Poseł Stanisław Pięta, PiS: Sam cel tego marszu jest nonsensowny. Nikt nie zamierza wyprowadzić Polski z Unii Europejskiej. Może poza skrajnie antypolskimi, prorosyjskimi środowiskami. Przypomnę tylko, że lider jednego z tych środowisk, Mateusz Piskorski, siedzi w areszcie pod zarzutem szpiegostwa i zdrady. Nikt z polityków Prawa i Sprawiedliwości nie powiedział, że obecny rząd wyprowadzić Polskę z Unii Europejskiej. Formułowanie tego rodzaju zarzutów jest wierutnym kłamstwem, poza tym stoi w sprzeczności z programem i działaniami naszej partii.

A jednak wizja rządu Prawa i Sprawiedliwości dotycząca obecności Polski w Unii Europejskiej jest odmienna od tej prezentowanej przez poprzedników

Fakt, że należymy do Unii Europejskiej nie oznacza jednak, że musimy godzić się na dyktat kek czołowych państw. Widać wyraźnie, że państwa UE nie radzą sobie ze swoimi bardzo poważnymi problemami. Ci, którzy uważają, że zawsze mają rację, doprowadzili do porzucenia wspólnoty przez jedno z jej najważniejszych państw, czyli Wielką Brytanię. Jest to sygnał dość poważnych perturbacji, którymi dotknięta jest Unia Europejska. Szanując nasze zobowiązania i troszcząc się o wartości Unii Europejskiej, które wywodzą się z tradycji chrześcijańskiej, która była bliska ojcom założycielom Unii, mamy prawo domagać się ochrony interesów naszego kraju i interesów polskich obywateli. Największą „winą” rządu Prawa i Sprawiedliwości jest to, że nie płaszczy się przed urzędnikami w Brukseli, nie przyjmuje dyktatu niemieckiego czy francuskiego... A wynika to z ochrony naszej tradycji, kultury i interesu narodowego.
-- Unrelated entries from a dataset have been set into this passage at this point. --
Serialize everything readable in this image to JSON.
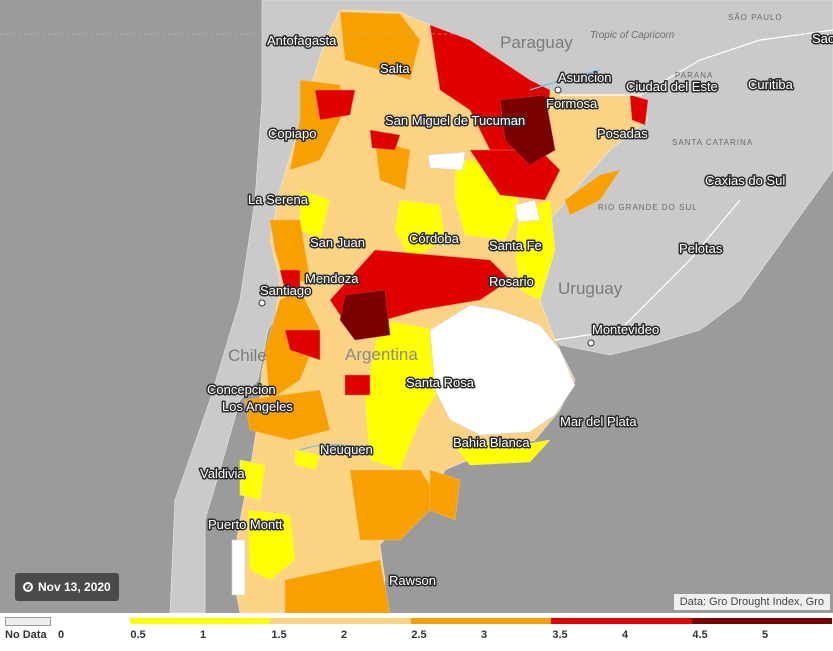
{
  "date": "Nov 13, 2020",
  "attribution": "Data: Gro Drought Index, Gro",
  "countries": {
    "paraguay": "Paraguay",
    "uruguay": "Uruguay",
    "chile": "Chile",
    "argentina": "Argentina"
  },
  "subregions": {
    "sao_paulo": "SÃO PAULO",
    "parana": "PARANA",
    "santa_catarina": "SANTA CATARINA",
    "rio_grande": "RIO GRANDE DO SUL"
  },
  "tropic": "Tropic of Capricorn",
  "cities": {
    "antofagasta": "Antofagasta",
    "salta": "Salta",
    "asuncion": "Asuncion",
    "formosa": "Formosa",
    "ciudad_del_este": "Ciudad del Este",
    "curitiba": "Curitiba",
    "sao": "Sao",
    "san_miguel": "San Miguel de Tucuman",
    "copiapo": "Copiapo",
    "posadas": "Posadas",
    "caxias": "Caxias do Sul",
    "la_serena": "La Serena",
    "san_juan": "San Juan",
    "cordoba": "Córdoba",
    "santa_fe": "Santa Fe",
    "pelotas": "Pelotas",
    "mendoza": "Mendoza",
    "santiago": "Santiago",
    "rosario": "Rosario",
    "montevideo": "Montevideo",
    "santa_rosa": "Santa Rosa",
    "concepcion": "Concepcion",
    "los_angeles": "Los Angeles",
    "mar_del_plata": "Mar del Plata",
    "bahia_blanca": "Bahia Blanca",
    "neuquen": "Neuquen",
    "valdivia": "Valdivia",
    "puerto_montt": "Puerto Montt",
    "rawson": "Rawson"
  },
  "legend": {
    "no_data": "No Data",
    "zero": "0",
    "ticks": [
      "0.5",
      "1",
      "1.5",
      "2",
      "2.5",
      "3",
      "3.5",
      "4",
      "4.5",
      "5"
    ],
    "bands": [
      {
        "from": 0.5,
        "to": 1.5,
        "color": "#ffff00"
      },
      {
        "from": 1.5,
        "to": 2.5,
        "color": "#fcd283"
      },
      {
        "from": 2.5,
        "to": 3.5,
        "color": "#f8a000"
      },
      {
        "from": 3.5,
        "to": 4.5,
        "color": "#e00000"
      },
      {
        "from": 4.5,
        "to": 5.5,
        "color": "#7a0000"
      }
    ]
  },
  "colors": {
    "no_data": "#ffffff",
    "c1": "#ffff00",
    "c2": "#fcd283",
    "c3": "#f8a000",
    "c4": "#e00000",
    "c5": "#7a0000",
    "land": "#c8c8c8",
    "water": "#9a9a9a"
  }
}
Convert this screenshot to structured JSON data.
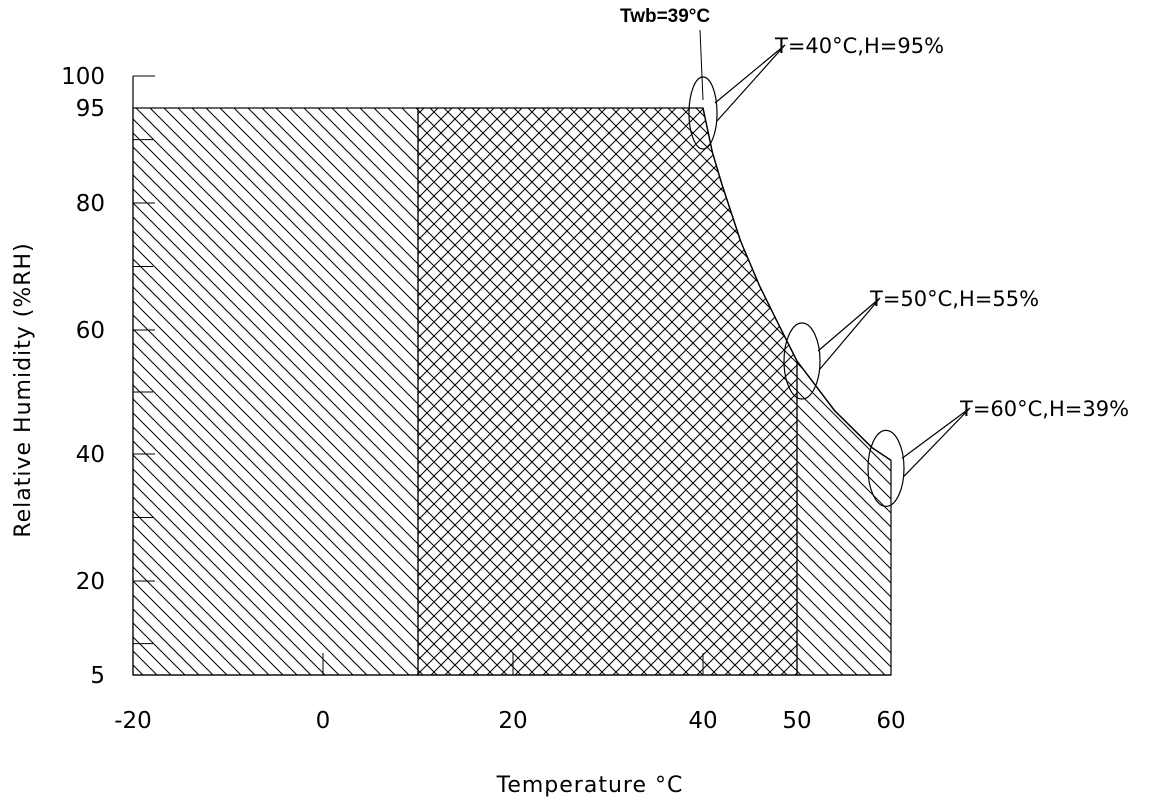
{
  "chart_data": {
    "type": "area",
    "xlabel": "Temperature °C",
    "ylabel": "Relative Humidity (%RH)",
    "xlim": [
      -20,
      60
    ],
    "ylim": [
      5,
      100
    ],
    "x_ticks": [
      -20,
      0,
      20,
      40,
      50,
      60
    ],
    "y_ticks": [
      5,
      20,
      40,
      60,
      80,
      95,
      100
    ],
    "regions": [
      {
        "name": "",
        "pattern": "single-hatch",
        "x_range": [
          -20,
          10
        ],
        "y_range": [
          5,
          95
        ]
      },
      {
        "name": "",
        "pattern": "cross-hatch",
        "x_range": [
          10,
          50
        ],
        "y_max_boundary": "Twb curve"
      },
      {
        "name": "",
        "pattern": "single-hatch",
        "x_range": [
          50,
          60
        ],
        "y_max_boundary": "Twb curve"
      }
    ],
    "boundary_curve": {
      "label": "Twb=39°C",
      "points": [
        {
          "x": 40,
          "y": 95
        },
        {
          "x": 41,
          "y": 88
        },
        {
          "x": 42,
          "y": 83
        },
        {
          "x": 44,
          "y": 74
        },
        {
          "x": 46,
          "y": 67
        },
        {
          "x": 48,
          "y": 61
        },
        {
          "x": 50,
          "y": 55
        },
        {
          "x": 52,
          "y": 51
        },
        {
          "x": 54,
          "y": 47
        },
        {
          "x": 56,
          "y": 44
        },
        {
          "x": 58,
          "y": 41
        },
        {
          "x": 60,
          "y": 39
        }
      ]
    },
    "annotations": [
      {
        "text": "T=40°C,H=95%",
        "x": 40,
        "y": 95
      },
      {
        "text": "T=50°C,H=55%",
        "x": 50,
        "y": 55
      },
      {
        "text": "T=60°C,H=39%",
        "x": 60,
        "y": 39
      }
    ],
    "grid": false
  }
}
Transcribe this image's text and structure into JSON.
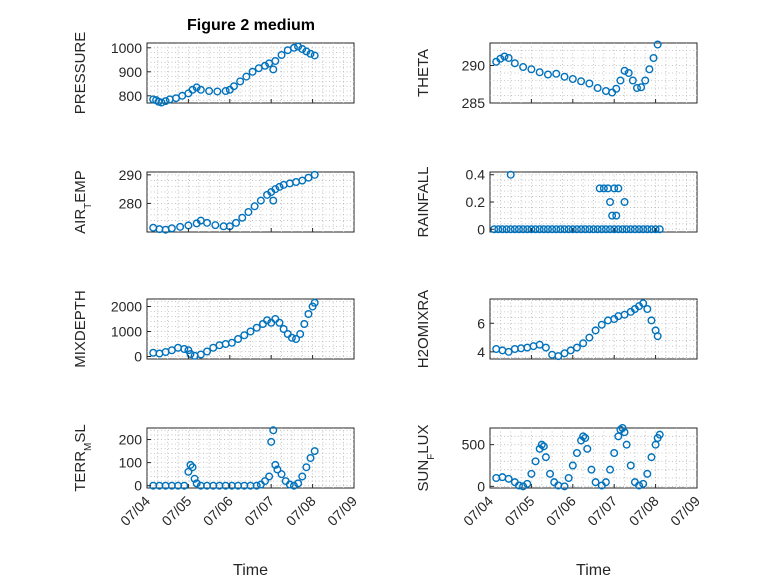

Za żadne pieniądze, profity i posady nie sprzedamy polskiej racji stanu, tak, jak potrafili robić to nasi poprzednicy. Idea protestu politycznego przeciwko rządowi PiS, który rzekomo zamierza wyprowadzić Polskę z UE jest więc zupełnie kłamliwym przedsięwzięciem politycznym, które zresztą nie spotkało się z jakimś ogromnym zainteresowaniem Polaków.

Jeżeli chodzi o marsz „Kocham Cię, Europo”, dało się zauważyć tam dość liczną reprezentację środowisk lewicowych i feministycznych, ale również polityków opozycji, szczególnie Platformy Obywatelskiej i Nowoczesnej. Zabrakło jednak lidera PO, Grzegorza Schetyny...

Jest to jakaś wewnętrzna gra Platformy Obywatelskiej, a może gra między Platformą a Nowoczesną. Nie wnikam w wewnętrzne problemy ugrupowań liberalno-lewicowych. Rząd jest natomiast skuteczny w swoich działaniach, o czym świadczy treść deklaracji rzymskiej. Przypomnę bowiem, że z dokumentu wykreślono zdania o Europie dwóch prędkości. Rząd broni naszych interesów gospodarczych, Polska rozwija się, wzrastają inwestycje, wynagrodzenia, zdecydowanie poprawia się ściągalność podatków, realizowane są ważne programy prorodzinne, takie jak Rodzina 500 Plus.

Co jednak najważniejsze: Polska jest krajem bezpiecznym. W naszym kraju nie wybuchają bomby, terroryści nie biegają z siekierami czy maczetami i nie wysadzają się na naszych ulicach, polskie kobiety nie są narażone na molestowanie i gwałty, czego jesteśmy świadkami niemal każdego dnia w Europie Zachodniej. Dobrze dbamy o interesy Polaków i myślę, że będziemy starali się jeszcze ulepszyć naszą politykę, to znaczy prowadzić ją w taki sposób, aby była jeszcze bardziej skuteczna, efektywna i przynosiła pożytki całemu narodowi, a nie tylko wybranym oligarchiom...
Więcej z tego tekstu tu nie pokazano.